By Correspondent
Harare City Council has dispelled rumours that it will soon carry out an operation to destroy and remove all illegal vending stalls and sites in the capital.
Instead, the authority said plans are underway to avail 12 000 trading sites for informal traders.
In a statement, Denford Ngadziore, the Chairperson of the Council SMEs Committee dispelled the stories which have been awash on social media.
“As Council SMEs Committee or City of Harare SMEs Department we do not have any plans or resolutions for Operation Murambatsvina as communicated in various social media platforms.
“Our current plan is to create more SMEs trading places.
“The planning department is working on finalizing layout plans for new home industry sites, people’s markets and other markets.

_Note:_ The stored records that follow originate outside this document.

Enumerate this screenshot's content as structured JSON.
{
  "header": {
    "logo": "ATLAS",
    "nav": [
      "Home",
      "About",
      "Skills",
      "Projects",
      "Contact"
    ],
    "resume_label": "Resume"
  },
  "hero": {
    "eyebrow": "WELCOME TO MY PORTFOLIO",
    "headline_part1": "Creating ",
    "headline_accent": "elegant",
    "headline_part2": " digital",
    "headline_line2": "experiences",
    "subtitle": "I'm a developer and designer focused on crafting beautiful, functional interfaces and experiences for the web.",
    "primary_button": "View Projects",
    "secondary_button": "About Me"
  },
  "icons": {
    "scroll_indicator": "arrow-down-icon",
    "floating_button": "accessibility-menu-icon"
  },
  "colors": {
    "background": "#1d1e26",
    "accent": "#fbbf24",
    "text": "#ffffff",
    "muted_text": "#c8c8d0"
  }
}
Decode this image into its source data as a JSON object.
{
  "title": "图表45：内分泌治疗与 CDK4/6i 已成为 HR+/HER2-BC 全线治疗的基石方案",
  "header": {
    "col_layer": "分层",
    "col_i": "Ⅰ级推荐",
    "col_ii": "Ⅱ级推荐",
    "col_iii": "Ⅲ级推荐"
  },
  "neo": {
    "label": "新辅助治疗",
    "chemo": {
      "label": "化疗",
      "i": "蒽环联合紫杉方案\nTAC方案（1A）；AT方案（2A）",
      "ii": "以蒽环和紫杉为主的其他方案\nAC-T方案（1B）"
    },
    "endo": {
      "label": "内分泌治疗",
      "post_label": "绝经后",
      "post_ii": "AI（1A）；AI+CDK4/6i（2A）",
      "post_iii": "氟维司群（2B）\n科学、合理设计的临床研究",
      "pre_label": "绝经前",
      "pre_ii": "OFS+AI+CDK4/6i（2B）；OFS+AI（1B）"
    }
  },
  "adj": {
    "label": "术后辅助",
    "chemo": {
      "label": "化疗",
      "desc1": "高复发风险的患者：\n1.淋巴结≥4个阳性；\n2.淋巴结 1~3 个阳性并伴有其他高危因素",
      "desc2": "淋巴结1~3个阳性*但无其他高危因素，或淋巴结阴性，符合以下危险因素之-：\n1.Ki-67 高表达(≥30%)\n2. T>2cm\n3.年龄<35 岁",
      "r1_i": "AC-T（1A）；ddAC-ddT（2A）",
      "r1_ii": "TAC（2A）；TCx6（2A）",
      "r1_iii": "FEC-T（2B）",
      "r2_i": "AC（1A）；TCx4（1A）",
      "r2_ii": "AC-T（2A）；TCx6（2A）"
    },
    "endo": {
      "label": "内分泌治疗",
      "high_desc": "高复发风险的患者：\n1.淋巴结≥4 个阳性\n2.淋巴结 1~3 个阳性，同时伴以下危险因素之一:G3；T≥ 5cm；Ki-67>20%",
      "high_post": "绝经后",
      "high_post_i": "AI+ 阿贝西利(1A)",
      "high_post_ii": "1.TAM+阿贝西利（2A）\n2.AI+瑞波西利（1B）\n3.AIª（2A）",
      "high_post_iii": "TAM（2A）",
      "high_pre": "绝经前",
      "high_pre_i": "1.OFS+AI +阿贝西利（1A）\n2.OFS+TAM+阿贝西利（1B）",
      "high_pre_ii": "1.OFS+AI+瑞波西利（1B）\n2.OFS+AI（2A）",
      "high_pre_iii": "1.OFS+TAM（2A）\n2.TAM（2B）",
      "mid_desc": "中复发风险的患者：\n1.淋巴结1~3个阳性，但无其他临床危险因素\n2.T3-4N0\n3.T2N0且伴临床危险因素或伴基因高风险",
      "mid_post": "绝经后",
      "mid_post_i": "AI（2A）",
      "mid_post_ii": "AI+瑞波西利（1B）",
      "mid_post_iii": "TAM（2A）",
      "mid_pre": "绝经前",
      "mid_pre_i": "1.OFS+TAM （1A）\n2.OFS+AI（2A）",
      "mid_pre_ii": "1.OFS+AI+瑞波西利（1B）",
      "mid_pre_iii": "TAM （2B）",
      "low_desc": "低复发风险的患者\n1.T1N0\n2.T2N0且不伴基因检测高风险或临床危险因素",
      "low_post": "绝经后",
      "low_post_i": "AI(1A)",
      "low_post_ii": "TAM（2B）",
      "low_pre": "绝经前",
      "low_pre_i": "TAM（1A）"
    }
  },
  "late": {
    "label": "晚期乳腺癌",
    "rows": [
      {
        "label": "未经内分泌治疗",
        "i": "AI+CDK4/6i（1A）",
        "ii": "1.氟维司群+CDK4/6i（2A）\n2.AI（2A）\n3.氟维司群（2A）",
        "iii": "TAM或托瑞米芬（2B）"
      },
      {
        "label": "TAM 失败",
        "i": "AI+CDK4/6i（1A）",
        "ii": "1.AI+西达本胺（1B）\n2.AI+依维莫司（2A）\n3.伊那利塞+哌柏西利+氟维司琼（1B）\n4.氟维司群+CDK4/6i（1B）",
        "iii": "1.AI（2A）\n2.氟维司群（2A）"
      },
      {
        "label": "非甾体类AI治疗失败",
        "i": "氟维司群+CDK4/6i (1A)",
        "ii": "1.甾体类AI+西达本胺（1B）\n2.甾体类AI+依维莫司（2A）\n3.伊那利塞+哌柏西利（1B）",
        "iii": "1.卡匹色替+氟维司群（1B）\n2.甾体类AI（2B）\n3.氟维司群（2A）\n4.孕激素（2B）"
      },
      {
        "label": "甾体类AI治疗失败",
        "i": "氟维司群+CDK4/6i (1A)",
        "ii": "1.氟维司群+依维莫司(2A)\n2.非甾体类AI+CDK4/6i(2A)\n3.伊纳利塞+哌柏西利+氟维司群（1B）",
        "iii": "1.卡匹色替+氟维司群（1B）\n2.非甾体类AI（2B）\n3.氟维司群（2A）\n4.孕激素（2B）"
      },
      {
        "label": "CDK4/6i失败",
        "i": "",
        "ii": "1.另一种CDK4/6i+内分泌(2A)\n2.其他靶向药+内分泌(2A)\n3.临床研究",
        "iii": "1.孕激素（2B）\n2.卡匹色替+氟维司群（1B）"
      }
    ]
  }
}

“After this exercise the new SMEs trading places will have the new approved layout plans designs that are going to accommodate over 12 000 more traders,” he said.
Harare has slowly become swamped by illegal traders as the economy has literally informalised.
The International Labour Organisation (ILO) states that,” according to estimates, almost 5.2 million people trade in the informal economy in Zimbabwe, 65% of whom are women.
Women are more exposed to informal employment in most low- and lower-middle income countries and are more often found in the most vulnerable situations.
The local authority has thus struggled to provide adequate and necessary facilities for these traders leading to constant clashes.
This year there have been running battles in Mbare between police and informal traders clashing over Mupedzanhamo trading spaces.
Meanwhile, in Glen View Council has also promised to evacuate traders to better facilities after repeated accidents such as fire outbreaks.
The statement by Council will assuage many as the 2005 Operation Murambatsvina, an urban clean up campaign, left nearly 700,000 people across the country homeless.